Deal. What you realize soon after this narrated jaunt begins is that New York City is a rat Valhalla, a perfect combination of hideaways, easy-to-gnaw garbage bags and strewn-about food.

"You see that?" Corrigan says, pointing to a tiny hole near the front of a posh gym. "A rat needs just half an inch to crawl in. That's it. So that's plenty of room. To a rat, this is a wide-open door."

Born in Brooklyn but having no trace of an accent, Corrigan is earnest about his work, but not above the occasional grin that says, Yes, I have a very strange job. He is married and lives in Indiana. By his estimation, he is one of about a dozen pest-control consultants who work with cities, corporations and buildings, devising plans on the macro level to curtail rats. Most of his clients demand confidentiality. Others, like New York -- as well as Washington, where Corrigan has taught his seminar to city employees -- publicize their efforts. Yum! Brands, the company that franchises Taco Bell and KFC, issued a statement when it hired Corrigan recently to help improve pest-control standards.

"I give them credit for being so public about it," Corrigan says.

The key to Corrigan's success is understanding both how bureaucrats and rats think. He learned the latter during his graduate student days at Purdue University, when he once spent 30 days in a rat-infested barn in Indiana. He lived the nocturnal life of his subjects, watching them eat and reproduce. They crawled all over him. The more he watched the animals, the more he liked them.

"They're masters at adaptation and incredibly sophisticated," he says. "A research paper came out recently that said that rats contemplate their actions. They might run along a wall, stop and think, 'Is this a good move?' "

He doesn't do much rat killing, though as a former exterminator he's killed his share. Instead, he teaches clients where rats live, how they breed, their preferences when it comes to shrubbery and garbage cans.

"Those garbage cans are on stanchions," he says, as he walks through a park. "That's good. Rats prefer garbage cans that are on the ground."

He heads down an alley. Corrigan has been here on nights when the row of trash bags seemed to bustle with life.

"It was like each rat got its own bag," he says.

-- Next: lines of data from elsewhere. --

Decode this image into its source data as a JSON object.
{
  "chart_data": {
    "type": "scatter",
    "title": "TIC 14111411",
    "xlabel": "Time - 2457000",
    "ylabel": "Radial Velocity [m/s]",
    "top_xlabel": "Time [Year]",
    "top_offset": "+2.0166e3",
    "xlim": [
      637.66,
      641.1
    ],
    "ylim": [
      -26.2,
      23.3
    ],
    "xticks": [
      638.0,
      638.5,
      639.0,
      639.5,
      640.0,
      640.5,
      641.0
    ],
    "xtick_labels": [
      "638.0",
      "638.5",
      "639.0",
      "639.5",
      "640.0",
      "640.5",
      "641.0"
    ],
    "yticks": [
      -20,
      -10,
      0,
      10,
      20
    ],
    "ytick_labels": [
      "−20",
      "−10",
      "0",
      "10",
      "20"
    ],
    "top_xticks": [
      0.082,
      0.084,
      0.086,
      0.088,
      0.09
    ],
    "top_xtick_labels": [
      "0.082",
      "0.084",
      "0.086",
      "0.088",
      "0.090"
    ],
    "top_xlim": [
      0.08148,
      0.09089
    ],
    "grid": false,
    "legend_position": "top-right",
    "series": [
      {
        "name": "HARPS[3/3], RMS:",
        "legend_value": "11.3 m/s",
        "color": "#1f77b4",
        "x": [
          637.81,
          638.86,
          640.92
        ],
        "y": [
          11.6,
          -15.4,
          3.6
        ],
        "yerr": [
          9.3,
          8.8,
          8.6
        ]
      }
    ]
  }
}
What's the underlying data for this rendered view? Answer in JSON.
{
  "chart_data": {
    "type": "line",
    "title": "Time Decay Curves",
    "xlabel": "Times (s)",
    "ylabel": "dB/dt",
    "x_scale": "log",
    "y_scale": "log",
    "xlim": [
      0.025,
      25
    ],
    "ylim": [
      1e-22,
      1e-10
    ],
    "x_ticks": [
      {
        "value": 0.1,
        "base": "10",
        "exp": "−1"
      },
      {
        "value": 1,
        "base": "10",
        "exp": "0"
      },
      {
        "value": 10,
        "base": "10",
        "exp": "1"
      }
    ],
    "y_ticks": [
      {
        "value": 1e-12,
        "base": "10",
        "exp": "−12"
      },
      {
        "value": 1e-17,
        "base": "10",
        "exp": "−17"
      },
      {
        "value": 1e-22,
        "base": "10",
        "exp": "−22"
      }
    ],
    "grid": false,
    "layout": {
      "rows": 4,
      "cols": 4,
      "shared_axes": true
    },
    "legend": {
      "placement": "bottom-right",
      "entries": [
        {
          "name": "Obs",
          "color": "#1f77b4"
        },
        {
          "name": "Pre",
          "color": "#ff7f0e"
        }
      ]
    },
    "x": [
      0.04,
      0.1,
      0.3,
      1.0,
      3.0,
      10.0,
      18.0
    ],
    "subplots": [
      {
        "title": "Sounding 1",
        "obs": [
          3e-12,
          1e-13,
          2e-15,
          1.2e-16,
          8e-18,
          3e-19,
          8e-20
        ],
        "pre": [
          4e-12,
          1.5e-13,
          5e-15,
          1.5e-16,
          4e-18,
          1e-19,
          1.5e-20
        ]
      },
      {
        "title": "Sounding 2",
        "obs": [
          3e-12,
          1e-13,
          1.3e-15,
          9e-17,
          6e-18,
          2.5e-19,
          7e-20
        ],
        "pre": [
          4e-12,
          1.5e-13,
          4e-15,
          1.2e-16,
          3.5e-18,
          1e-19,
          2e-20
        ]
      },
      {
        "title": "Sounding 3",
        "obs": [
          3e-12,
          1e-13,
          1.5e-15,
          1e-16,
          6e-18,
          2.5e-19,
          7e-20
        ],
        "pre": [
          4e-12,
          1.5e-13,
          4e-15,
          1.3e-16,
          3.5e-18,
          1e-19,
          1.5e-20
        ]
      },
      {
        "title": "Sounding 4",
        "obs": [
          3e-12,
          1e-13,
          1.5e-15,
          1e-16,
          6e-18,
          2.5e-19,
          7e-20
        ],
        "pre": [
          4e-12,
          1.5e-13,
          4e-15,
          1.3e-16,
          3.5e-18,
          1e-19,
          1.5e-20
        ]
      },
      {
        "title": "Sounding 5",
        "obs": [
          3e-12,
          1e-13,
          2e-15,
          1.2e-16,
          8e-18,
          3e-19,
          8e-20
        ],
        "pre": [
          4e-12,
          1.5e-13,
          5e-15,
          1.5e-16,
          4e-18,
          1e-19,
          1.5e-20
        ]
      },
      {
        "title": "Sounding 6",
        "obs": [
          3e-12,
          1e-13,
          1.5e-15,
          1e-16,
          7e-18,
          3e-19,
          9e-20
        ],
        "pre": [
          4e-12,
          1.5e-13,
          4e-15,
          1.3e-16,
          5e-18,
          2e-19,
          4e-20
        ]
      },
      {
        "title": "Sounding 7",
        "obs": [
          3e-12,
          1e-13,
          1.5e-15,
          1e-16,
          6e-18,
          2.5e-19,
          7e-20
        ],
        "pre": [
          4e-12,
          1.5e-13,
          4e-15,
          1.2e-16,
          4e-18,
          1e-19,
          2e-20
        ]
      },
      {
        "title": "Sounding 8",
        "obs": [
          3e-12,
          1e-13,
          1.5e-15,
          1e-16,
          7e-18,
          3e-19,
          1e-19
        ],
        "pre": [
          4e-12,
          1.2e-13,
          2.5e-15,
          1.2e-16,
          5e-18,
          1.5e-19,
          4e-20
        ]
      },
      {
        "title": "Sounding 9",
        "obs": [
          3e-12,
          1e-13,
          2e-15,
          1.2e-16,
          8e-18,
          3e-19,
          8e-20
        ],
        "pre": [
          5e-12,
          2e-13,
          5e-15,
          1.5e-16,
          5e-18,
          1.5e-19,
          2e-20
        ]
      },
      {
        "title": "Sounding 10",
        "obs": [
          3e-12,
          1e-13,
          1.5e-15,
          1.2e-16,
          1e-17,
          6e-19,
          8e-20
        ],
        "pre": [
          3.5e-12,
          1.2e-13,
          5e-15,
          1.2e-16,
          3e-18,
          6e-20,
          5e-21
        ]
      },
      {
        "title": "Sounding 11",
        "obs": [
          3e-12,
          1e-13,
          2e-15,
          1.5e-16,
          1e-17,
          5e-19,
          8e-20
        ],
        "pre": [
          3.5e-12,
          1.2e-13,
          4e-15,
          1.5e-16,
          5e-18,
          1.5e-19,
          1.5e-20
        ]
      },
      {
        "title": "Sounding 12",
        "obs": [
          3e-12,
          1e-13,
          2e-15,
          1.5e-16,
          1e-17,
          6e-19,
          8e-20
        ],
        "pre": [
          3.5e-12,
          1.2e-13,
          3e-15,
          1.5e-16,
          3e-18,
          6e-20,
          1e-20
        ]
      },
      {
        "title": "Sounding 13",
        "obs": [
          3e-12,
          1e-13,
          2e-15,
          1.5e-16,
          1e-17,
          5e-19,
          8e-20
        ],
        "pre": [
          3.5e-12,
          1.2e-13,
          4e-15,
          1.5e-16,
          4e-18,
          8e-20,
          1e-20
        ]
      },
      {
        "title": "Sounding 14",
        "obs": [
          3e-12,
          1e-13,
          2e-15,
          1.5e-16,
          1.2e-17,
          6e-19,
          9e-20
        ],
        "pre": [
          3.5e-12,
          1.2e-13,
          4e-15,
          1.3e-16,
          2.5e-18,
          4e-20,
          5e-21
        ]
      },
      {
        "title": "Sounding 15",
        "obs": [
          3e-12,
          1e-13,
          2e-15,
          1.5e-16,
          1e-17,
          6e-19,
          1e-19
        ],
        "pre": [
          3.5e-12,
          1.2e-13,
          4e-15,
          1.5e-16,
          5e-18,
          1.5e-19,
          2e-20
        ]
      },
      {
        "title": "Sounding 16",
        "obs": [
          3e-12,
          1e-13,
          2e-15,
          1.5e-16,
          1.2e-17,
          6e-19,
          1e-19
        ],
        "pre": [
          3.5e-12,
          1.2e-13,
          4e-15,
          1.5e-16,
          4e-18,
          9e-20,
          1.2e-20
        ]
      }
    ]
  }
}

A year ago, a bunch of traps were set here and Corrigan inspects them as he walks. He has keys to unlock the traps and opens one. Thankfully, it's empty. These traps contain poisoned cubes of what looks like granola, apparently a delicious treat for a rat that kills it in five days, after a whole lot of internal bleeding. You'd think a device like this would at least put a dent in the problem, and maybe even represent hope in the ongoing man vs. rat brawl.


"Seen any rats?" Corrigan shouts, to a man digging a hole in the street at the end of the alley.

"Yes," the man replies, a little indignantly. It's like someone asked if he knew how to breathe.